Tuesday, 5 October 2010

NEW BLOG

http://doddi92.tumblr.com/

Is it a sign?!


I know I'm getting a bit ahead of myself, but innocent window shopping online is turning into 'oooh, I might need that in Florida'. However, looking at make-up I come across this, is it a sign?! Anyway, I'm now off to check my email continuously!

Sunday, 3 October 2010

Face to face!

Now to play the waiting game, again. 2nd October 2010: The day was relaxing but nerve-racking as well! There was a presentation in the morning, and despite having a numb bum it really made me realise just how much I want this! I'll know by the 21st but rumours have it that the recruiters have already made up their mind, I'm so nervous and constantly checking my emails.. Already! As for the interview itself I'm not sure how it went, there was so much more I could have said! But time will tell!

Sunday, 12 September 2010

Sooo much has happened!

I'm not good with this blogging thing, my bad! So I was lucky enough to get to the phone interview, after what seemed like waiting forever I received an email to confirm a time and date for the telephone interview. On the 23rd of August, at 3:30pm I sat waiting for my phone to ring, and as Yummy were behind by 15 minutes, that was enough time for my nerves to build up and explode! I was shaking as I spoke down the phone, didn't know the answers to a couple of questions and hung up feeling like I really had ruined my chance.
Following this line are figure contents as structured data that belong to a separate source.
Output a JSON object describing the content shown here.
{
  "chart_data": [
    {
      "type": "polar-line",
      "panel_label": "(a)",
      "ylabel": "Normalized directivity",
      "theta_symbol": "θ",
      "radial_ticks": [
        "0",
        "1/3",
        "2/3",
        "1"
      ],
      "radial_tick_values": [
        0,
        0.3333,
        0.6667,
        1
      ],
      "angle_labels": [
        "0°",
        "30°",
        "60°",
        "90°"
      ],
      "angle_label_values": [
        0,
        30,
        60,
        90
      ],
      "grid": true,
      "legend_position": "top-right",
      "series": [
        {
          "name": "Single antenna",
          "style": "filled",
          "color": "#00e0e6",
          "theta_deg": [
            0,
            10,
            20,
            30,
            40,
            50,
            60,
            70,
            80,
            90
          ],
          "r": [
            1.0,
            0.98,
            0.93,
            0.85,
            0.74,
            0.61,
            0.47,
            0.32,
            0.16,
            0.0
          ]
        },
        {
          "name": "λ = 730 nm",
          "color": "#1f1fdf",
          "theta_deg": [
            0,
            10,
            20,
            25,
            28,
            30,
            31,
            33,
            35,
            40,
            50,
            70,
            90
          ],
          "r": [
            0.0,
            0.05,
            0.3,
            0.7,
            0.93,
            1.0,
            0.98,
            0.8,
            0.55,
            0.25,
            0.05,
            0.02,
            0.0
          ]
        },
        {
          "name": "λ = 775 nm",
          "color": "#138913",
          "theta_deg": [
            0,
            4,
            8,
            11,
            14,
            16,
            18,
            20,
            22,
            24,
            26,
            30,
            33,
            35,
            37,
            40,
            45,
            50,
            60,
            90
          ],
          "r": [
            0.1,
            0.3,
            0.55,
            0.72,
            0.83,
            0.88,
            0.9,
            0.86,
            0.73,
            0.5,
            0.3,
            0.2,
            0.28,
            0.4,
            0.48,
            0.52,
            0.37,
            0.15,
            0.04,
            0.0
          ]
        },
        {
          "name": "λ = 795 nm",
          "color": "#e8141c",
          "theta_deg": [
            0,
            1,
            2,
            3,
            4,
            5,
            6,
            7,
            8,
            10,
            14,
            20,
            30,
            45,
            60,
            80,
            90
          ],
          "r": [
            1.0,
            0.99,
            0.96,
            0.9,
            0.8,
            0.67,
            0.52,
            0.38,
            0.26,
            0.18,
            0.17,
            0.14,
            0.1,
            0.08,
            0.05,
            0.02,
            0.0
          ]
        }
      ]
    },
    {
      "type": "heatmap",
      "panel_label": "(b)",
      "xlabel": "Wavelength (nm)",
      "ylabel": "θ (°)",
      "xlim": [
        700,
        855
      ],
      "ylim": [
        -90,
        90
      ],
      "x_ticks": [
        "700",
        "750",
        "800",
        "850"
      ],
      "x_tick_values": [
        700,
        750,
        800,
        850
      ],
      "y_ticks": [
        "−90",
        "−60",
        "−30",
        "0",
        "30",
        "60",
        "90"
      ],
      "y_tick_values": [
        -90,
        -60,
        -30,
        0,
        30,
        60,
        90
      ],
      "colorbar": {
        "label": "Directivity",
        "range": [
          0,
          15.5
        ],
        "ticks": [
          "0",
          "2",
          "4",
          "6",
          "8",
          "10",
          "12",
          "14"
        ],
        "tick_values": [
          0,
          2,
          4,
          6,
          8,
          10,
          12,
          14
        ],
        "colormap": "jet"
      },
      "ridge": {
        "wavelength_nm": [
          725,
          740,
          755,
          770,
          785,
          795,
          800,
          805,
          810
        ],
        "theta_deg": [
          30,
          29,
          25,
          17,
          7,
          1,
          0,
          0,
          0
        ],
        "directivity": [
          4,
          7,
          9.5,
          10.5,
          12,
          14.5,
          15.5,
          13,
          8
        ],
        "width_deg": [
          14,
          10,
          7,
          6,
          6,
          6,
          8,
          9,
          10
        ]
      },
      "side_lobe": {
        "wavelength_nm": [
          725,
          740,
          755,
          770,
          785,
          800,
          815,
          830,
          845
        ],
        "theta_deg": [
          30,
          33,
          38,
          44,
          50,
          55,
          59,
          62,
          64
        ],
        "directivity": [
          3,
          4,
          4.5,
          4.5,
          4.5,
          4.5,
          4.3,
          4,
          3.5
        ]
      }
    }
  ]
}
However, 10th of Septembmer casually checking Facebook I noticed a few status updates about the face to face interviews, I opened my email from Yummy and got what I wasn't expecting! On the 2nd of October I have my face to face interview, and this time I'll remember not to let my nerves take over!

Congratualations to everyone who's gotten this far, and for those who didn't; don't give up! :)

Monday, 21 June 2010

Now to play the waiting game!

Sunday, 13 June 2010

The collection continues...

So Friday night after a what seemed like a very long four hour shift, completed with a nice bunch of blisters, I had a little surprise when I got to Declan's!

Wednesday, 9 June 2010

The application process is 'just around the riverbend...'

My love for Disney started at a young age; like many other children I was bundled with videos and cuddly toys, the majority of them being Disney. For my 8th birthday I received an 'Ask me for Eeyore', and ever since I crazed for the over-priced Disney stuffed toys. I almost cried with happiness when my boyfriend won me a Dumbo stuffed toy from a claw machine in the amusements on a day out.

However, my dream for Disney begun not so long ago. I would say up until my visit to Florida in 2007, I was quite a negative person. Of course I could have dreamt of working with Disney from a very young age, but I didn't think it was possible, and there for didn't let myself. That holiday meant the world to me, after years of watching the adverts on television where the kids go "I'm too excited!", I was finally able to do so myself. Not long after my holiday was I due to finish school, where I was obviously looking for a career path of some sort. Travel had always interested me, but I didn't think I was the ideal person for it, so decided on a popular choice and an equally not-so-easy idea of doing something within the Psychology or Pathology industry and there for stayed on at Sixth Form. I knew there was a Disney ICP that I could apply for after my A-levels and university, yet to find out life wasn't that easy.

2009 wasn't easy for me; my dog passed away, I had trouble fitting in and I disliked Sixth Form alot. I attempted to get my self thrown out of Sixth Form so I wouldn't have to go back. Failing at that, I sat my exams and kept the pattern going and soon failed all but one of my exams. Disapointed with myself and even more at the fact that I'd made my parents un-happy, I thought I'd give it another shot. Sixth form was better second time round, I started over and our group of friends became incredibly close; it was a huge laugh. That's when I realised Sixth form was the right choice for me for a laugh, but as to point a direction in life for me, no. It took until March 2010 when I'd finally had enough and rang my mum up in tears saying I couldn't do it anymore, and a couple of weeks later I'd signed on the dotted line saying I no longer wished to participate at Sixth Form anymore.

I felt lost, I had no sense of direction for my life and nothing to do. I was un-employed, and soon after I'd fallen out with the majority of my friends from Sixth Form. Nothing a Disney film couldn't sort out though, and that's what suddenly gave me the get-up-and-go to do something with my life.

From there on everything's a bit of a blur, as everything's happened so quickly. Within 2 months I've grown as a person in everyway possibly! (And spent way too much time on the internet researching the DCRP that my eyes ache!) I worked for a family business, enrolled myself in college, applied for jobs and got a job in waitressing. Disney CRP applicants will see the joy in this; Food and Beverage! I feel that this is my destiny, the way everything has come about, and I'm hoping that to become a Disney Cultural Representative is my destiny, too.

I've never felt so anxious about applying for something, despite my new-grown confidence. The 25th of June couldn't come round any quicker. I'd like to wish everyone applying in June the best of luck, and whatever the result of the application, I'll be greatful for getting to know people through forums who share the same amount of passion for Disney as I do.